Sans oublier le transport : je ne l'ai pas dit dans l'article car il ne faut pas être trop long (sinon les lecteurs décrochent), mais les supports métalliques du 1er parc étaient fabriqués au Portugal.
C'est très bien, mais j'ai du mal à croire que l'énergie grise consommée pour une structure d'acier pèse beaucoup par rapport à l'énergie utilisée pour fabriquer les PV qui sont posés dessus.
Et je dirais aussi que du bois mort non traité et avec son écorce, c'est le paradis des insectes. Très bien pour la bio diversité, mais il risque de ne pas durer longtemps, ce n'est pas grave, ça pousse tout seul. Un jeune arbre qui pousse stocke le CO2, le tuer et le laisser se décomposer, c'est émettre du CO2... Mais je sais que je pousse un peu, là.
C'est vraiment une excellente idée.
On passe d'un poste qui coute en énergie (et CO2), les supports, à un poste qui ne coûte pas et pourrait même être vu comme une forme de stockage de CO2.
La question relative à la % de l'acier des panneaux eux-mêmes n'en est pas une, ce sont 2 postes différents. De plus il ne s'agit pas de croire, mais de mesurer (ou de poser des questions).

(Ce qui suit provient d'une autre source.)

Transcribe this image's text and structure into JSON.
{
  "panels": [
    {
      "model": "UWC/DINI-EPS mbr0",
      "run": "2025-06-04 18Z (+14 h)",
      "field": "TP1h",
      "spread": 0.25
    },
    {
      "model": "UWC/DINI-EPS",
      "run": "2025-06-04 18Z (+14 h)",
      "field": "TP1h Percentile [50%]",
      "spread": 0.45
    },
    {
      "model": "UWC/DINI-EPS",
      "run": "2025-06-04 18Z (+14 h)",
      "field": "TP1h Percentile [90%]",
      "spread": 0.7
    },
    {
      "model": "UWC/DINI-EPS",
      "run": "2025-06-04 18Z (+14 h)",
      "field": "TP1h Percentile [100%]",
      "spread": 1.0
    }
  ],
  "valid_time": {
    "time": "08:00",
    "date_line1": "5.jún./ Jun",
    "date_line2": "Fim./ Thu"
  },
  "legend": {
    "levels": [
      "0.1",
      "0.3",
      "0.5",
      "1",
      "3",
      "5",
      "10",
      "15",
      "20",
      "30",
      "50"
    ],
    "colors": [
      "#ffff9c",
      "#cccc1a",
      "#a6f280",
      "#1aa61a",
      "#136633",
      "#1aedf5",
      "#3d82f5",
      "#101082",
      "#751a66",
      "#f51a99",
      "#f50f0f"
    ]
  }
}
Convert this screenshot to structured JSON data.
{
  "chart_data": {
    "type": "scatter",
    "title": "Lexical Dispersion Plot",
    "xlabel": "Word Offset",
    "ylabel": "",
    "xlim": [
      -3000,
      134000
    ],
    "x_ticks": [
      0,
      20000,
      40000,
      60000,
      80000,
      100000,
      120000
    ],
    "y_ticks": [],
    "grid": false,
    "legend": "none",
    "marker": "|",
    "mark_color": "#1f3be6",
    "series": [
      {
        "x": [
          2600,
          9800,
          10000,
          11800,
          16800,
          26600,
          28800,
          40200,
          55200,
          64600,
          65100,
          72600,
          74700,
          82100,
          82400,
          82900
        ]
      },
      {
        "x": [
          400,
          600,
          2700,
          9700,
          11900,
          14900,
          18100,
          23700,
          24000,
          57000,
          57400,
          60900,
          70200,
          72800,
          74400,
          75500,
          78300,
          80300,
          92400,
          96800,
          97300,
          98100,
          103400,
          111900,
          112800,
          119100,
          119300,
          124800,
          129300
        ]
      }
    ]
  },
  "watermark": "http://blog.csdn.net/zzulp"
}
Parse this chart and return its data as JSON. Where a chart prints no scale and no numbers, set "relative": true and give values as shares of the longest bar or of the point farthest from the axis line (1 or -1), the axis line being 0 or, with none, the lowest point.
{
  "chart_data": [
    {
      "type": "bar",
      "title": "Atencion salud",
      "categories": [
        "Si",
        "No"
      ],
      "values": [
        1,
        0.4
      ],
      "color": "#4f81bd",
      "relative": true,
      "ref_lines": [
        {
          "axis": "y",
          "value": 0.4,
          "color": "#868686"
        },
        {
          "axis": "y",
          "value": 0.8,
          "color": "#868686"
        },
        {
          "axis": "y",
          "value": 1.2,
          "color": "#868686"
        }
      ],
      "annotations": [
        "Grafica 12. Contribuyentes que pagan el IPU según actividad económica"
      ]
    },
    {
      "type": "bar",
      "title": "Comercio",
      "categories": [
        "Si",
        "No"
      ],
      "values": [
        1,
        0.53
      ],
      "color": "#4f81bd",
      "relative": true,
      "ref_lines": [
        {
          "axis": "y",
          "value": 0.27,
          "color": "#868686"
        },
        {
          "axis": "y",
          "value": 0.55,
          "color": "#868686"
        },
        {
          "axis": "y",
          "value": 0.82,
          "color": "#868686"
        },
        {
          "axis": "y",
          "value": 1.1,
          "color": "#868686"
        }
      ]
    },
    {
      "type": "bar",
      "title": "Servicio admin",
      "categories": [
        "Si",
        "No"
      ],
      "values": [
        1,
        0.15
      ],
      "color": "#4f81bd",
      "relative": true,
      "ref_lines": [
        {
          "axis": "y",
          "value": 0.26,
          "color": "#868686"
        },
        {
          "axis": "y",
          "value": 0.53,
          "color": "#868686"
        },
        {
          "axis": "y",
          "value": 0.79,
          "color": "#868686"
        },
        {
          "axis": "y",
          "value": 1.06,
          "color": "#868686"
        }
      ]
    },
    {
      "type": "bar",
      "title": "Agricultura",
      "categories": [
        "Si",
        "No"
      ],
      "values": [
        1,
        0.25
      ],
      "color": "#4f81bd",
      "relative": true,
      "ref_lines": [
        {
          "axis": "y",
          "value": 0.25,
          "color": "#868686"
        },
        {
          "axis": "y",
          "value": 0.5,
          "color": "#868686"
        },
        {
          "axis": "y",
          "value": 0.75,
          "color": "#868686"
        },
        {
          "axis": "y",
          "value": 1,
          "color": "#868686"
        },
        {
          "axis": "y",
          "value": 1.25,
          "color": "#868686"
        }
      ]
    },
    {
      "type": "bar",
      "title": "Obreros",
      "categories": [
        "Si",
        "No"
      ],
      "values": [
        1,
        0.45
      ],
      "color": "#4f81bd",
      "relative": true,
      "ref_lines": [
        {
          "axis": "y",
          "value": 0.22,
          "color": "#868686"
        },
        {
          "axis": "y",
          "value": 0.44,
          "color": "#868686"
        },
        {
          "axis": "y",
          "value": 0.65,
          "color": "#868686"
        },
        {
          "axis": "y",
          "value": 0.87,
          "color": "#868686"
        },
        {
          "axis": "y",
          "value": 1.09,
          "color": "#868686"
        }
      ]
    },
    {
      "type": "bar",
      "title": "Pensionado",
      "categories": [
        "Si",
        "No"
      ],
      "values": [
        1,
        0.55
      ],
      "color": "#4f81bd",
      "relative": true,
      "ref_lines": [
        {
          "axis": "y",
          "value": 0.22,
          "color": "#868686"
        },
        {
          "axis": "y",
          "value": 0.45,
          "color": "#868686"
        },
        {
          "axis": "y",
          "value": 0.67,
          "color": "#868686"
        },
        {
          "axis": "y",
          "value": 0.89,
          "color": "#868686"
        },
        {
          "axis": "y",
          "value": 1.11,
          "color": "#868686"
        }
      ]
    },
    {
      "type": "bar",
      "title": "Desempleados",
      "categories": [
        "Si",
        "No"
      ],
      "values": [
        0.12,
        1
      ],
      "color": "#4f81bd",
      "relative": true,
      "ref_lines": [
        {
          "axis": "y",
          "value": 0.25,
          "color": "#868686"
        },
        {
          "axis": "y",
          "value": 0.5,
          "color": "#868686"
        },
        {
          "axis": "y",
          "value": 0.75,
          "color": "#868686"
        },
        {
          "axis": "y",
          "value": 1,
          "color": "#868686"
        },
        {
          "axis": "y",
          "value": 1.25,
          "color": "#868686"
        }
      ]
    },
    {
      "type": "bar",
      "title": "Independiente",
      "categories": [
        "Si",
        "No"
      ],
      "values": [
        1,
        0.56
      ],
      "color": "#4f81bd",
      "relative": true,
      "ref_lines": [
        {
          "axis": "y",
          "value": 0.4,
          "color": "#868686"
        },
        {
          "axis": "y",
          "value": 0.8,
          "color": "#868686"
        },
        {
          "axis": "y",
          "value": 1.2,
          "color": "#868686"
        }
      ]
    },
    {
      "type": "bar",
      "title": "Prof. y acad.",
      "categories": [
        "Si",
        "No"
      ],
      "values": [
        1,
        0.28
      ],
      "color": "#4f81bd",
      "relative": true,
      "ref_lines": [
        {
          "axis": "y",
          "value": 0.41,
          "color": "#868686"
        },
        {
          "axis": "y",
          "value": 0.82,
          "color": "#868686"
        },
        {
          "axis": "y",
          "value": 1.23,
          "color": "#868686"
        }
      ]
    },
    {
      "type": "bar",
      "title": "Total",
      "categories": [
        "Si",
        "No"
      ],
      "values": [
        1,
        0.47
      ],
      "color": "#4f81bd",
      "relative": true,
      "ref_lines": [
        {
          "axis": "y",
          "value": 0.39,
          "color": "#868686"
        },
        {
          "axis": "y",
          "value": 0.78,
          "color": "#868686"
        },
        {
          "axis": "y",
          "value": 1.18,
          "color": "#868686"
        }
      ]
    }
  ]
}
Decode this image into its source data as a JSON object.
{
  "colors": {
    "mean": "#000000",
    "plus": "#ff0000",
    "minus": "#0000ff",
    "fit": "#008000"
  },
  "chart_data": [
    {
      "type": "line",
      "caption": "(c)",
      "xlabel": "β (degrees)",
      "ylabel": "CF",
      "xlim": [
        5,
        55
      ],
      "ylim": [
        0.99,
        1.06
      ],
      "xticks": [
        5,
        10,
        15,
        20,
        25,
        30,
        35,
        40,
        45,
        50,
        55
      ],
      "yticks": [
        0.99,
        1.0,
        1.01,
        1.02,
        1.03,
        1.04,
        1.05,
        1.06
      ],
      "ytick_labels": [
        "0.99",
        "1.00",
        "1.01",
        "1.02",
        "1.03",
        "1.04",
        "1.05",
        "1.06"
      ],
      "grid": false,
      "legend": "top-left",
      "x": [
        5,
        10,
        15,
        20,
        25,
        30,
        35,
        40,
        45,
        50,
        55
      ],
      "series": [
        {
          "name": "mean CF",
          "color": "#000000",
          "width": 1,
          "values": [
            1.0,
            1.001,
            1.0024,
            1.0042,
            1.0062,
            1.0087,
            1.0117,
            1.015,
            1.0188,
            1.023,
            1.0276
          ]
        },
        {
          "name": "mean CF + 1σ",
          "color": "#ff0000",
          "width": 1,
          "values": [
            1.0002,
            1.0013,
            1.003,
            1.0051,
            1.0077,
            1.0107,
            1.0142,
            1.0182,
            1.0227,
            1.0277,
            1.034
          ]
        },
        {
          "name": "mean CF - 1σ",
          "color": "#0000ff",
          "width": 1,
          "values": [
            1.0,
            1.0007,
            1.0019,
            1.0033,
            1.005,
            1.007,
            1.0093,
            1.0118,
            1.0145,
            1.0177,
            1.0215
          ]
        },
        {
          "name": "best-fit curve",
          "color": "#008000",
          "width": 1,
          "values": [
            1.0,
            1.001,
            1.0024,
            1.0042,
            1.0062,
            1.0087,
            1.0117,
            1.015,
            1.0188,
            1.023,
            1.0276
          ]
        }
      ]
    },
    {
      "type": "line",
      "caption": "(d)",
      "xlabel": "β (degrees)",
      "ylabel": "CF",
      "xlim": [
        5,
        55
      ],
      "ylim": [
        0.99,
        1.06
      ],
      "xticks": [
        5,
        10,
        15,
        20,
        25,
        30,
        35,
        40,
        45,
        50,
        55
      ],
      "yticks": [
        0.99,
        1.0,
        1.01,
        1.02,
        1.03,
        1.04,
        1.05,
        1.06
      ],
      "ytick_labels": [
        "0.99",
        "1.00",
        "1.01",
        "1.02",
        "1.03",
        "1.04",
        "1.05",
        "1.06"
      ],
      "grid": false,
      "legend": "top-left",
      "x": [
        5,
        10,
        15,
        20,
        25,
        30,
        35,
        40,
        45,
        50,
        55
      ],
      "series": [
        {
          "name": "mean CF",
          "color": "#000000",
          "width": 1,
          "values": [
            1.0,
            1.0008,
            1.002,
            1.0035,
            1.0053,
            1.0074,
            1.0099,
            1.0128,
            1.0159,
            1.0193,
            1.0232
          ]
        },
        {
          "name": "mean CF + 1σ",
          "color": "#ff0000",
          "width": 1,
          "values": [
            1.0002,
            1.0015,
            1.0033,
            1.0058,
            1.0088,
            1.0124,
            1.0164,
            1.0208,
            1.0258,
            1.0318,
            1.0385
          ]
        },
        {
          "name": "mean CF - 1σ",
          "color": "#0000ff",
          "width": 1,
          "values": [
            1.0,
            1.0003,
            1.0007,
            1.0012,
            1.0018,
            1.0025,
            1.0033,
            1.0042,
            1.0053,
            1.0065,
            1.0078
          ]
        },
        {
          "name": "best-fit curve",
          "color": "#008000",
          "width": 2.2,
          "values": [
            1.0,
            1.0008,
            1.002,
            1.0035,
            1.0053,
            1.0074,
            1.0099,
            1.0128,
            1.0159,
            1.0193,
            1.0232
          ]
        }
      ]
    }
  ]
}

Ca va être super pour les insectes dans l'écorce, mais le centre est bon pour 25 ans au moins vu la situation "hors sol". En se décomposant, le bois constitue majoritairement de la matière organique dans le sol, avant de, au bout du bout, éventuellement être totalement relâché en CO2.
S'il s'agit de bois d'éclaircie (ce que la photo suggère) ils ont simplement échappé à l'incinération.
Bref, c'est une vrai bonne idée. Peut-être pas économiquement rentable, mais sur le plan des matériaux et d'une dynamique circulaire locale, c'est un vrai bon pas en avant.
-Bravo à cette initiative (et merci pour l'article).
Sans oublier l'ennemi n°1 du bois: les champignons, ils digèrent la lignine et rendent le bois friable et poreux. La maintenance décennale sera plutôt un remplacement total des supports en bois.
Je ne l'ai pas écris dans l'article pour ne pas être trop long (sinon les lecteurs décrochent), mais il a été tenu compte du risque de colonisation des pièces de bois par les champignons. Par contre je n'ai pas d'info sur les mesures prises pour éliminer ce risque (raison pour laquelle je n'en ai pas parlé).